7 Fallacies That Could Impact Your Network Security

The mounting threats to network security may stem from external sources, but common misunderstandings about how to protect a business’ networks against them can create one big threat from within. High profile cases regularly make the headlines, proving that even the biggest businesses are failing to understand how to responsibly safeguard against potential attacks. The reality is that guaranteeing full protection against the constantly evolving forms of threat is a monumental – and often headache inducing – task for any business leader.

Fortunately, there are plenty of security vendors out there that have full expertise in this field and can recommend the correct solution for any business. However, business leaders tasked with choosing the right vendor must establish a basic understanding of the cyber security landscape in order to make an informed decision. We’ve busted the most common myths about network security to help paint a clear picture of how businesses can establish the best protection:

  1. Size means nothing to cyber criminals.

High profile hacks may make the headlines, but that doesn’t mean smaller businesses aren’t being targeted too. The truth is, organisations of all sizes are victims of attacks. The number of attacks that organisations face simply scale up as the business grows. While a global organisation with more than 10,000 employees may receive anywhere from 100-500 attacks per month, an organisation with only 1-10 employees is still vulnerable and can expect up to 50 attacks per month.

  1. ‘Special’ solutions are worth every penny.

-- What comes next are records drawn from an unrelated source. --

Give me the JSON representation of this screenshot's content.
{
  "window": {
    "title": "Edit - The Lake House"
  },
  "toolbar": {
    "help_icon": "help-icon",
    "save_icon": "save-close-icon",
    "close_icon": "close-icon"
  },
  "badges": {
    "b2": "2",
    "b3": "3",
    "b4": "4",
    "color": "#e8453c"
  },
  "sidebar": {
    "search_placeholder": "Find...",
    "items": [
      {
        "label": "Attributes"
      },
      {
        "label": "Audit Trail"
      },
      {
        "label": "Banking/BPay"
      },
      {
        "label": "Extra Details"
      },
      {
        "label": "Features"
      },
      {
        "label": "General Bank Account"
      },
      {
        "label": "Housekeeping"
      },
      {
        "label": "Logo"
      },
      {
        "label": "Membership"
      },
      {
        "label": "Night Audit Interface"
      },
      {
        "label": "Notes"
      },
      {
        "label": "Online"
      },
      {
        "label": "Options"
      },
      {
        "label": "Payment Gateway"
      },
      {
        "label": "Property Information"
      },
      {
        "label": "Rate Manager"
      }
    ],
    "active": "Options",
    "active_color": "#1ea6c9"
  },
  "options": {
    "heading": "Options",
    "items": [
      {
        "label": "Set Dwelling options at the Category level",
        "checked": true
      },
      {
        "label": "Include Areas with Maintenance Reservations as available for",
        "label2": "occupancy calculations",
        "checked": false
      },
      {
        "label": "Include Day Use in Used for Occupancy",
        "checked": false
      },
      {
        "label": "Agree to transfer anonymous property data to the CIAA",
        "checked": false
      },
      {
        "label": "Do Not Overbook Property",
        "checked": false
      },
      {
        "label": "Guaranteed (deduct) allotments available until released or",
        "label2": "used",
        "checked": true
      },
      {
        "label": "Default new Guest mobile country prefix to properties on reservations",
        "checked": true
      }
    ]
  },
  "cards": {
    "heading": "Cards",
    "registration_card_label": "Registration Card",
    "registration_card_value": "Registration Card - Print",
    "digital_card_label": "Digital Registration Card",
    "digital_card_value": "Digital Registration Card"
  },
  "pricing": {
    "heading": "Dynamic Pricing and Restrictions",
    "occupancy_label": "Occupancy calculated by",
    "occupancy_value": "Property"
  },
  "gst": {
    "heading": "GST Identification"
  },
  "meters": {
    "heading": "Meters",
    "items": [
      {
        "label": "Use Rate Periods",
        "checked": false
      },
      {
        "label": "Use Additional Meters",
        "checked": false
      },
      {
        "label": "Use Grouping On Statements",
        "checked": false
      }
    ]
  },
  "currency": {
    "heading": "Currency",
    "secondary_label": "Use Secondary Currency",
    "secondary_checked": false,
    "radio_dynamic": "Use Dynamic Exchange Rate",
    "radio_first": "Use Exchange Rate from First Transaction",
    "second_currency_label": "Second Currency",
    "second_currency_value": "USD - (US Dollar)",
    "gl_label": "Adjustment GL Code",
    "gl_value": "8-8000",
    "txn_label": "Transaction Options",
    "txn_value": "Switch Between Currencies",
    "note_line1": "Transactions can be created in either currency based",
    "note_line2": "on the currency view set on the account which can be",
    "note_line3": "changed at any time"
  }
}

Business leaders may be unwilling to dig dip to fund “special” solutions, commonly seeing them as nothing but an unnecessary expense, but operating with only network perimeter devices puts any business at risk. Sixty-four percent of security administrators say they need a special security intelligence platform to collaborate security data and combat security attacks. Specialized solutions like SIEM are now mandatory for protecting business networks against attacks.

  1. Protection means more than just being prepared.

Proactively protecting against possible attacks isn’t always feasible. Only 24 percent of businesses are able to mitigate attacks before they occur. Most attacks can be dealt with only after they actually occur. Enterprises have to speed up the attack discovery process and react accordingly to ensure complete network security.

  1. The patterns are never predictable.

Security attacks are dynamic, and can change patterns randomly and without warning. Businesses operating under the belief that all security attacks follow the same pattern are putting themselves at risk. Just because businesses in a particular sector seem more susceptible to certain types of attacks doesn’t mean they’re immune to other, less common ones. Organisations need blanket protection from all attacks rather than picking and choosing which types of attack they’re most likely to encounter.

  1. It takes more than audit reports.

Thirty-five percent of business leaders believe annual audit reports provide a total overview of their organisation’s IT security. In reality,continuous monitoring is the key to securing networks. Simply submitting security reports to establish a security policy, and laying idle for the remainder of year, is not enough. Sixty-four percent of security administrators believe network security goes beyond audit reports. Year-round monitoring keeps network security up-to-date.

  1. Compliance is only part of the challenge.

Stringent compliance requirements are often seen as the biggest hurdle when it comes to network security, but with the security landscape rapidly changing, compliance is no longer the only challenge. Cloud adoption, increased BYOD usage, and evolving threats are beginning to overshadow compliance issues.

  1. Financial burden is not the only consequence.

If an organisation believes that security breaches only result in financial penalties, they’re mistaken. Seventy-five percent of security administrators say the cost of a data breach goes far beyond the costs of fixing the issue and paying penalties. There’s the obvious risk of lost revenue if an organisation can’t operate during an attack, but there’s also the danger of customers losing trust and withdrawing their business.

To combat the myriad of evolving cyber threats, businesses must look to intelligent software-based solutions rather than rely on IT security teams to reactively solve these issues themselves. Budgeting for over-priced licenses and costly consulting fees are no longer valid issues either because there are inexpensive network security solutions available. If a business is proactive with its network security, it won’t have to include costly fixes into its budget. If done correctly, the costs associated with security breaches will be as mythical as the misconceptions we’ve just debunked.